Operation Kleiner Baer

Operation Kleiner Baer (Little Bear) was little more than a vanity operation to allow Hitler to claim a victory over the Maginot Line. The truth of the situation was that France was already as good as beaten; Paris had been occupied and the part of the Maginot chosen was by far the weakest section of the line.

Map of the battlefront. Please click image for image credit.

The assault involved a number of German units crossing the Rhine, which despite what we have stated above, was still not going to be an easy task. The French were hardly going to allow the Germans an easy passage. While the operation took place over a broad front, it was the French village of Marckolsheim which sat directly at the central thrust of the attack.
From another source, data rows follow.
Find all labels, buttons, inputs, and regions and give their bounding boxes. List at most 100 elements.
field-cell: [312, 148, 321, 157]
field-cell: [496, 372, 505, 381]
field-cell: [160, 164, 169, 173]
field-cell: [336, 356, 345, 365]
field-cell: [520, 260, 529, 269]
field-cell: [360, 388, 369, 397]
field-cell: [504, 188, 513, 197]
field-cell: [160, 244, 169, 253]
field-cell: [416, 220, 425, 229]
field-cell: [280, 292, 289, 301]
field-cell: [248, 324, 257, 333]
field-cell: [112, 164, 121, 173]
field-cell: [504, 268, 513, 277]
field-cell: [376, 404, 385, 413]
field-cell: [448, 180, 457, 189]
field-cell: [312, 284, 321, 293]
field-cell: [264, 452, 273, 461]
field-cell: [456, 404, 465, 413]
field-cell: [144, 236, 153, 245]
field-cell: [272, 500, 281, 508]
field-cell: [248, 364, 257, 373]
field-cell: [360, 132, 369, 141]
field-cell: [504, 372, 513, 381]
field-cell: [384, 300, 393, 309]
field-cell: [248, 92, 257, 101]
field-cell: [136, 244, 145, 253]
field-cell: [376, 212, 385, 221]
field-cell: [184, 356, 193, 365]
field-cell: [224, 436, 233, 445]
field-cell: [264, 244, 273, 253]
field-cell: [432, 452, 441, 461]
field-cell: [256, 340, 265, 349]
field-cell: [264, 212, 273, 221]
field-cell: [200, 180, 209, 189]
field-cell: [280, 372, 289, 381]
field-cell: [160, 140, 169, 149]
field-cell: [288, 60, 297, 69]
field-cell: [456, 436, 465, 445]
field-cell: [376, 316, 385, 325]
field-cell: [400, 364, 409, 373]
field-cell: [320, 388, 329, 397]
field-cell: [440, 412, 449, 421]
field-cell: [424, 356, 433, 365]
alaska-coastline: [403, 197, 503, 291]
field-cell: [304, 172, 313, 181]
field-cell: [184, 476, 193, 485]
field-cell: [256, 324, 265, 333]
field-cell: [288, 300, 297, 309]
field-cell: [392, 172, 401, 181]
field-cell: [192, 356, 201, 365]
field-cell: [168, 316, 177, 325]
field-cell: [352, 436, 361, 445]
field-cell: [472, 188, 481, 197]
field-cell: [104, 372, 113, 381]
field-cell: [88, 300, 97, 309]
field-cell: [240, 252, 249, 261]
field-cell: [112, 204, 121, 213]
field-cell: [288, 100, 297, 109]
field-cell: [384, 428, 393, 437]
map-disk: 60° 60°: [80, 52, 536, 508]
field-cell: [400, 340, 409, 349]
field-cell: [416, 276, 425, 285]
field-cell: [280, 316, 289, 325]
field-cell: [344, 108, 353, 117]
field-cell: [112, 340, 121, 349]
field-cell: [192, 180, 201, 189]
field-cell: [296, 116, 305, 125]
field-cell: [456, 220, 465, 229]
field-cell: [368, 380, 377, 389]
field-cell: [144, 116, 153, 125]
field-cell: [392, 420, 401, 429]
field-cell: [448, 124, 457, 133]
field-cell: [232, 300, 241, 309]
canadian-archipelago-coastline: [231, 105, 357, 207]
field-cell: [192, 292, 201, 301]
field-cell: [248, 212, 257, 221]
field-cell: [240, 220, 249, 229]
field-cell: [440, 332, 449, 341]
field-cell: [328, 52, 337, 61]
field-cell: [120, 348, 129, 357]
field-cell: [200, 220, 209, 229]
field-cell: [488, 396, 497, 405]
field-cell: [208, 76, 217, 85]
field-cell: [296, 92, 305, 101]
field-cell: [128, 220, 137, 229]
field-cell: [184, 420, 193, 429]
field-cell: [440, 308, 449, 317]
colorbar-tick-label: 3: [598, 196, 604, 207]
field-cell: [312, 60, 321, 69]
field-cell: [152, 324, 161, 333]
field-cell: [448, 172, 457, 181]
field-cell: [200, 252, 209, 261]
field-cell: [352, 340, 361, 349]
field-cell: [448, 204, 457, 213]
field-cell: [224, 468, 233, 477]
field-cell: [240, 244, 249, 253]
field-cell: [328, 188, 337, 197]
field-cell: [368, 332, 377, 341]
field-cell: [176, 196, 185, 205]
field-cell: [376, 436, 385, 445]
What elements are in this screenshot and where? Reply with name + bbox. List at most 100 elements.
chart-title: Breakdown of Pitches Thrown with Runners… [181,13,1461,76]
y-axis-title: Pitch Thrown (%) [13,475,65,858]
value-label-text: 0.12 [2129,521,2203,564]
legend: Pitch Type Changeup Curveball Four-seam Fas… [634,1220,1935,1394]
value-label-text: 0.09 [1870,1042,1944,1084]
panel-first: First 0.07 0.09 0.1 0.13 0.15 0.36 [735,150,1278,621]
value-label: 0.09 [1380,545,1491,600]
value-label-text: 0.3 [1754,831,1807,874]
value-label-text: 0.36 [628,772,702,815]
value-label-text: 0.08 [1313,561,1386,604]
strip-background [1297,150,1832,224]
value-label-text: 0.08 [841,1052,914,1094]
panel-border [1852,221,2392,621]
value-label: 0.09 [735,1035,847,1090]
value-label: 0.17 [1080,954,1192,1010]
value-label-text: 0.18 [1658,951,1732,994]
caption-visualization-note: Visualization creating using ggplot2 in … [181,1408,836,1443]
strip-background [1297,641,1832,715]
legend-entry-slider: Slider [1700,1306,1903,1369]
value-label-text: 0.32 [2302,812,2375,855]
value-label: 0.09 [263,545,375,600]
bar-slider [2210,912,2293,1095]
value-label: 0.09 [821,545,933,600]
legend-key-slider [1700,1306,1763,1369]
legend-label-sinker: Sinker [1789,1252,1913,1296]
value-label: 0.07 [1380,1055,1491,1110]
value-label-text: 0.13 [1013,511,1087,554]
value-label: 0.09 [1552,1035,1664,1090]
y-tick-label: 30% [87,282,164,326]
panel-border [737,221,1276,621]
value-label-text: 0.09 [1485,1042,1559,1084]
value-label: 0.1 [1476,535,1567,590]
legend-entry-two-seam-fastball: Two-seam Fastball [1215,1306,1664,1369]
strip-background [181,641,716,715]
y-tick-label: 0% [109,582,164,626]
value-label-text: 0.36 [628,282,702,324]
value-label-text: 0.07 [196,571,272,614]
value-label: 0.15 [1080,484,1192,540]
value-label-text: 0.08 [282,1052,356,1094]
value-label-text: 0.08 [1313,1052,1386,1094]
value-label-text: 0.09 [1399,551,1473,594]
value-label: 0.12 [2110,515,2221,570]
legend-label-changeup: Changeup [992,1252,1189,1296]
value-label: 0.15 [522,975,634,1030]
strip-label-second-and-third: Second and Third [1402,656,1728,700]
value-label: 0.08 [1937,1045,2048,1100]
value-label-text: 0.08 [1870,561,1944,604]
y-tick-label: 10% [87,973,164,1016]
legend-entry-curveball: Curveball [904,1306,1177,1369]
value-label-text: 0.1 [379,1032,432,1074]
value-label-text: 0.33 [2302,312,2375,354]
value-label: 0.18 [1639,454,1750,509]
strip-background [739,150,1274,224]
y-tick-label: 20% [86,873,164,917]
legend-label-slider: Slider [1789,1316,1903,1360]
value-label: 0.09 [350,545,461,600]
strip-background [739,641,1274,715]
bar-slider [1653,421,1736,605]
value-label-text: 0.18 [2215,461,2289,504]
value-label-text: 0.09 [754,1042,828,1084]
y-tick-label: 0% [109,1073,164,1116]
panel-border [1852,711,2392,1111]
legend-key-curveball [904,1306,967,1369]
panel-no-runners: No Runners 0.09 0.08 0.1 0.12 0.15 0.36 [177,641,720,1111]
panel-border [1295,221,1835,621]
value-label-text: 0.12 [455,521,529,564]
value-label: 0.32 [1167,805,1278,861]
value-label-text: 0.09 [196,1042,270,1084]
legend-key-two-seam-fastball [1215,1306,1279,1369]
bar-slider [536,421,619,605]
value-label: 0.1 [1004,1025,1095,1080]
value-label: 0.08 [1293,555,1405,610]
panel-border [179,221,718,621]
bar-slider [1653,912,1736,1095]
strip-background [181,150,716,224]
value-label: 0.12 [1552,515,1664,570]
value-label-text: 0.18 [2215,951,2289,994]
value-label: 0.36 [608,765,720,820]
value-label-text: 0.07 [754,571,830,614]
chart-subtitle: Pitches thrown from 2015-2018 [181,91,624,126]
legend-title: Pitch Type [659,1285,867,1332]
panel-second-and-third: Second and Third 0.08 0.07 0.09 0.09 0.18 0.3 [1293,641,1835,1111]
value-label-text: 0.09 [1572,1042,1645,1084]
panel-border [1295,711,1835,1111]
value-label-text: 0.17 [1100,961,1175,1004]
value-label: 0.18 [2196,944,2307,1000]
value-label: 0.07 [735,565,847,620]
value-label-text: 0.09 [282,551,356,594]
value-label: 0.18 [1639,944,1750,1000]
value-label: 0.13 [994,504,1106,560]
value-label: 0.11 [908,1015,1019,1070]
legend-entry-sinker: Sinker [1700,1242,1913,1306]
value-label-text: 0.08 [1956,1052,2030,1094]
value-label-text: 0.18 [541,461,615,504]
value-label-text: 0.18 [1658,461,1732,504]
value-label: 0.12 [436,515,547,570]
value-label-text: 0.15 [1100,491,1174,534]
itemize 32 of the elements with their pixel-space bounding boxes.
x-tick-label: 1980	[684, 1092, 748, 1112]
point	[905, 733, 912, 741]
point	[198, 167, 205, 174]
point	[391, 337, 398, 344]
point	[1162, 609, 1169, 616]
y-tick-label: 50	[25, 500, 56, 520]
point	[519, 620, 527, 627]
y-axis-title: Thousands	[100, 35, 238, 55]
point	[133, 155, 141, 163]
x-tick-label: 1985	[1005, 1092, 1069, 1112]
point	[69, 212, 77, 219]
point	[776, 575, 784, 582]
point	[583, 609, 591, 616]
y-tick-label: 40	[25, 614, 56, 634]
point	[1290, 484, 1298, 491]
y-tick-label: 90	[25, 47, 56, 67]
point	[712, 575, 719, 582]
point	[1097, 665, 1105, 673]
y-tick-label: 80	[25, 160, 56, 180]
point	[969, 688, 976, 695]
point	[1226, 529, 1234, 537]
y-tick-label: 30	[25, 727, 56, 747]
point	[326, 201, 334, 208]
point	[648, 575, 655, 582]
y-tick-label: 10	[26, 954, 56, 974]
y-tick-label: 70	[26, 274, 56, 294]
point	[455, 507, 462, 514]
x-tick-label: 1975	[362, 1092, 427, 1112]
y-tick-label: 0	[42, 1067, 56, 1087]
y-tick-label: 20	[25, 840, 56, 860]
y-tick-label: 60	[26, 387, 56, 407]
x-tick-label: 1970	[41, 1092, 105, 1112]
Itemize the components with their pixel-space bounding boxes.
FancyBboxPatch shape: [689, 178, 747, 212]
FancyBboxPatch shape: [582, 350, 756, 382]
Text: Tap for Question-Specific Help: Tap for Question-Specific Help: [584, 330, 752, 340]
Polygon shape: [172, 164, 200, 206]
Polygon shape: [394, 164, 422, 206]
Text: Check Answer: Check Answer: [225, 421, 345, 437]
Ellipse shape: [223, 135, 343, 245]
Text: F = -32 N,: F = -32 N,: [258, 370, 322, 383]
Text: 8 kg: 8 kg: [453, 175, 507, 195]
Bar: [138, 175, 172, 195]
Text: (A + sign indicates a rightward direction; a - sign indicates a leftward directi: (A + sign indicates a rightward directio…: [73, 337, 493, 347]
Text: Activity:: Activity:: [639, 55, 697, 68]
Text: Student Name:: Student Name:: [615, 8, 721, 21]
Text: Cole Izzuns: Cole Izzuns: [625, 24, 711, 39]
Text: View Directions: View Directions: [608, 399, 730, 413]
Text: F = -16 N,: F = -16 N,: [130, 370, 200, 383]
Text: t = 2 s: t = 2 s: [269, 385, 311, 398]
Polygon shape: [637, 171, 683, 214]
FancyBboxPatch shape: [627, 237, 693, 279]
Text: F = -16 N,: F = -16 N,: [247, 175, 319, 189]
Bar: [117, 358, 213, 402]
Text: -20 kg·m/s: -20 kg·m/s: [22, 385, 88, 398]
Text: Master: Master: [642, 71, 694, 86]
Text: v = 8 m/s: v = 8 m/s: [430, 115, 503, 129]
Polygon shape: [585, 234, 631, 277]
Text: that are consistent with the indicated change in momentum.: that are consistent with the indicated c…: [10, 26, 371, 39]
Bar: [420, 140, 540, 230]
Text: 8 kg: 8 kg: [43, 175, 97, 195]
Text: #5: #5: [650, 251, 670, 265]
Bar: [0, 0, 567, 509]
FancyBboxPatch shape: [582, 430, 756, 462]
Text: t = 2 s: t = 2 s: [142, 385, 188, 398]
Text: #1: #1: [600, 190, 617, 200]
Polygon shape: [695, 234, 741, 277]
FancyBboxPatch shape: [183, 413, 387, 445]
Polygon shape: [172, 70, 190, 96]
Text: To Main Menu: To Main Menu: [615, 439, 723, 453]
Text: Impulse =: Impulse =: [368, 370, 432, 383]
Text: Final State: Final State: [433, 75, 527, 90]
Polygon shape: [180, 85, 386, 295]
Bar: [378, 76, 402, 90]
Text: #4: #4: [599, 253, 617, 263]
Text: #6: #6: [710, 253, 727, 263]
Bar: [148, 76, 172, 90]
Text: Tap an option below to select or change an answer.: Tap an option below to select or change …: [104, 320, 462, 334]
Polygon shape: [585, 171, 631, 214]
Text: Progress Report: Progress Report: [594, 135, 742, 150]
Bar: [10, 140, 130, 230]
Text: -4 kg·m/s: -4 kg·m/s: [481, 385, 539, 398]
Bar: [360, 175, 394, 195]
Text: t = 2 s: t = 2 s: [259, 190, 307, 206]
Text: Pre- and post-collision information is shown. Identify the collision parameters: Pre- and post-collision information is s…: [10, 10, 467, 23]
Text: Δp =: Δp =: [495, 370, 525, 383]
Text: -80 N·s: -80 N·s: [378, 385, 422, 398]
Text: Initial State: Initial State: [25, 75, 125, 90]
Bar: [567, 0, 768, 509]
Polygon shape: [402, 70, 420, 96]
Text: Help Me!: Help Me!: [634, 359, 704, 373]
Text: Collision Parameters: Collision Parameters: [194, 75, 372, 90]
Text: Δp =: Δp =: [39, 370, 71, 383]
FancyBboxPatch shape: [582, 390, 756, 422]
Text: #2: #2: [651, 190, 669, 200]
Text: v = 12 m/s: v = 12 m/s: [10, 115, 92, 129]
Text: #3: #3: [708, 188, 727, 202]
On the German bank of the Rhine, almost directly opposite the village, stood the ancient castle of the Limburg. Today it is a shadow of its former self, having been almost obliterated in the fighting a mere four years later in 1944. In 1940, the castle had been integrated into the German Westwall as a command and observation post. The image above was taken using a telephoto lens and gives a clear illustration of the commanding views over the plains of Alsace enjoyed from this position. To further enhance the view, in 1940, the Germans had constructed a concrete tower adding to the advantage that this position provided.

This position also overlooked the Pont du Limburg (Limburg Bridge) which connected the two countries. In the face of the medieval castle's base, the Germans had constructed some machine gun positions, and while there were other defences in the immediate area, these have long since been destroyed. Along with the commanding view over Alsace as a whole, the position also looked directly down on the French front-line defences. A number of casemates and other bunkers protected the French side of the bridge, which had also been rigged with explosives to destroy it in the event of any kind of attack. The image below was again taken from the castle and shows the French bank and remains of where the bridge once was. Most of what you see in the image was constructed after the war, although the former Customs House (front left, closest to the river and bridge) stands on the site of its pre-war predecessor with the basement section being original to 1940 and still bearing the scars of combat.

Following the end of World War Two, the bridge was replaced with a Bailey Bridge which remained in regular use until the mid 1980's; this was in turn replaced by another more permanent structure a couple of hundred metres further downstream. The image below shows a restaurant which was built after the war to cater for the captive audience awaiting passage over the bridge after clearing Customs. The grassy mound in front is the remains of the Casemate Pont du Limburg. Badly damaged in the initial attack, it was eventually demolished in the post-war period. Beyond the actual mound, little remains to even suggest it had once stood there. For the record, a section of the Bailey Bridge is now on display at the Mémorial Maginot in Marckolsheim.

Upstream from the site of the bridge is located the Abri Limburg (image below). In 1940 it served as a command post for the French forces. While it also took the brunt of the initial attack, and has been subsequently ravaged by scrap metal dealers, it remains remarkably intact. Today it stands on private property and while the roof can be accessed from the river bank, we would request that anyone visiting the site respects the land owner and does not trespass.

The image below shows the French bank upstream. Immediately below the tree on the left, is the location of the Casemate du Limburg Sud. Unlike the casemate at the actual bridge, there are visible remains still to be seen, although again it was very badly damaged in the attack.

The next few images are original, taken by the Germans immediately following the battle. These have been reproduced with the kind permission of Wikimaginot. Below is the actual Pont du Limburg Sud. The damage is clear to see.

Below are the remains of the Casemate Fort Mortier. Built in the immediate grounds of a much older fortification, the damage is much clearer. The entire facade facing the river has been blasted away by the German artillery. After about an hour of almost continuous bombardment by the 88 mm guns, a round entered the actual casemate (the result can be seen in the next image); the result was complete devastation with a large number of the defenders severely injured and killed outright.

What remains of the casemate Fort Mortier now stands in the grounds of an industrial complex, which has for many years prevented access to the river bank and adjacent fort. Recently there has been local pressure to see the fortress restored and it is now finally visible from the road as years of neglect are being reversed and the undergrowth cleared.